On Easter morning 1949, 126 charter members held their first community service in an old farmhouse in the Birmingham suburb of Mountain Brook. Within 10 years, Saint Luke’s became the largest congregation in our diocese. In that interim, though acquiring what is referred to as “The Little Red Church” and using community buildings, Saint Luke’s was bursting at the seams.
The congregation continued to grow and thrive until, in 1957, a cornerstone was laid for the new parish house and Sunday school building at our present location. In 1961, a contract was signed to build the church proper. This was a time of great celebration and growth for our parish, yet in the South it was a time of divisiveness as years of segregation were drawing to a close. According to Stephen Coleman, author of Saint Luke’s Episcopal Church: A History of the First Fifty Years 1949-1999, “At that point in its history, Saint Luke’s discovered that it could suffer the pains of controversy and yet still stand. At the time, no one fully realized it, but looking back, it is seen clearly that the Holy Spirit was present.”

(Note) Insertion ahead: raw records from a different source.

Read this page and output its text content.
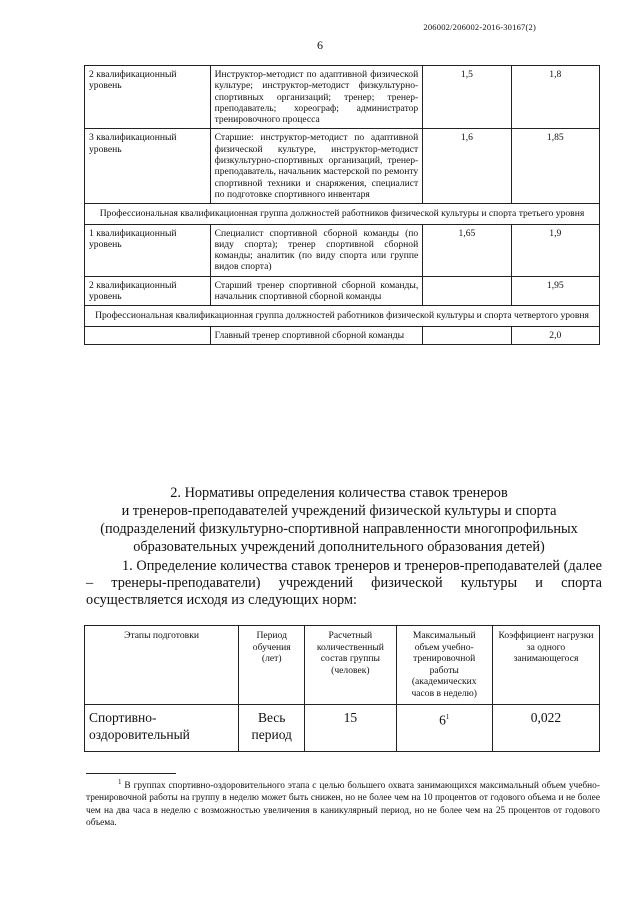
206002/206002-2016-30167(2)
6
2 квалификационный уровень	Инструктор-методист по адаптивной физической культуре; инструктор-методист физкультурно-спортивных организаций; тренер; тренер-преподаватель; хореограф; администратор тренировочного процесса	1,5	1,8
3 квалификационный уровень	Старшие: инструктор-методист по адаптивной физической культуре, инструктор-методист физкультурно-спортивных организаций, тренер-преподаватель, начальник мастерской по ремонту спортивной техники и снаряжения, специалист по подготовке спортивного инвентаря	1,6	1,85
Профессиональная квалификационная группа должностей работников физической культуры и спорта третьего уровня			
1 квалификационный уровень	Специалист спортивной сборной команды (по виду спорта); тренер спортивной сборной команды; аналитик (по виду спорта или группе видов спорта)	1,65	1,9
2 квалификационный уровень	Старший тренер спортивной сборной команды, начальник спортивной сборной команды		1,95
Профессиональная квалификационная группа должностей работников физической культуры и спорта четвертого уровня			
	Главный тренер спортивной сборной команды		2,0
2. Нормативы определения количества ставок тренеров
и тренеров-преподавателей учреждений физической культуры и спорта
(подразделений физкультурно-спортивной направленности многопрофильных
образовательных учреждений дополнительного образования детей)
1. Определение количества ставок тренеров и тренеров-преподавателей (далее – тренеры-преподаватели) учреждений физической культуры и спорта осуществляется исходя из следующих норм:
Этапы подготовки	Период обучения (лет)	Расчетный количественный состав группы (человек)	Максимальный объем учебно-тренировочной работы (академических часов в неделю)	Коэффициент нагрузки за одного занимающегося
Спортивно-оздоровительный	Весь период	15	$6^1$	0,022
$^1$ В группах спортивно-оздоровительного этапа с целью большего охвата занимающихся максимальный объем учебно-тренировочной работы на группу в неделю может быть снижен, но не более чем на 10 процентов от годового объема и не более чем на два часа в неделю с возможностью увеличения в каникулярный период, но не более чем на 25 процентов от годового объема.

During the 1960s and 1970s, change was a major theme both within the church (e.g. revised Prayer Book, ordination of women to the priesthood) and our community as Birmingham moved from a steel-based city to a service-oriented metropolis. Saint Luke’s recognized the need for increased outreach to our community and for increased involvement from women within our church. Saint Luke’s sponsored the first of several women to attend seminary and women began to serve on the Vestry, in administrative roles, and in the administration of the Holy Eucharist. Indeed, as the Holy Spirit continues to carry us forward, the roles of all lay people in the life of Saint Luke’s has continued to increase.
Major renovations, including enlargement of the parish house and parking lot, were planned and implemented to meet the growing size of the congregation in the late 1980s. In 1994 these improvements were completed. Saint Luke’s remains committed to seeing that its outstanding facilities are available to its communicants as well as to the community.
Throughout its nearly 60 year history, Saint Luke’s has seen both prosperous and challenging periods. Historically, when we have addressed challenges, they have been followed by a time of growth. As we approach the end of this first decade of the 21st century, we are blessed to be facing an exciting future full of vitality and grace. May we always remember that “unto whomsoever much is given, of him shall be much required.”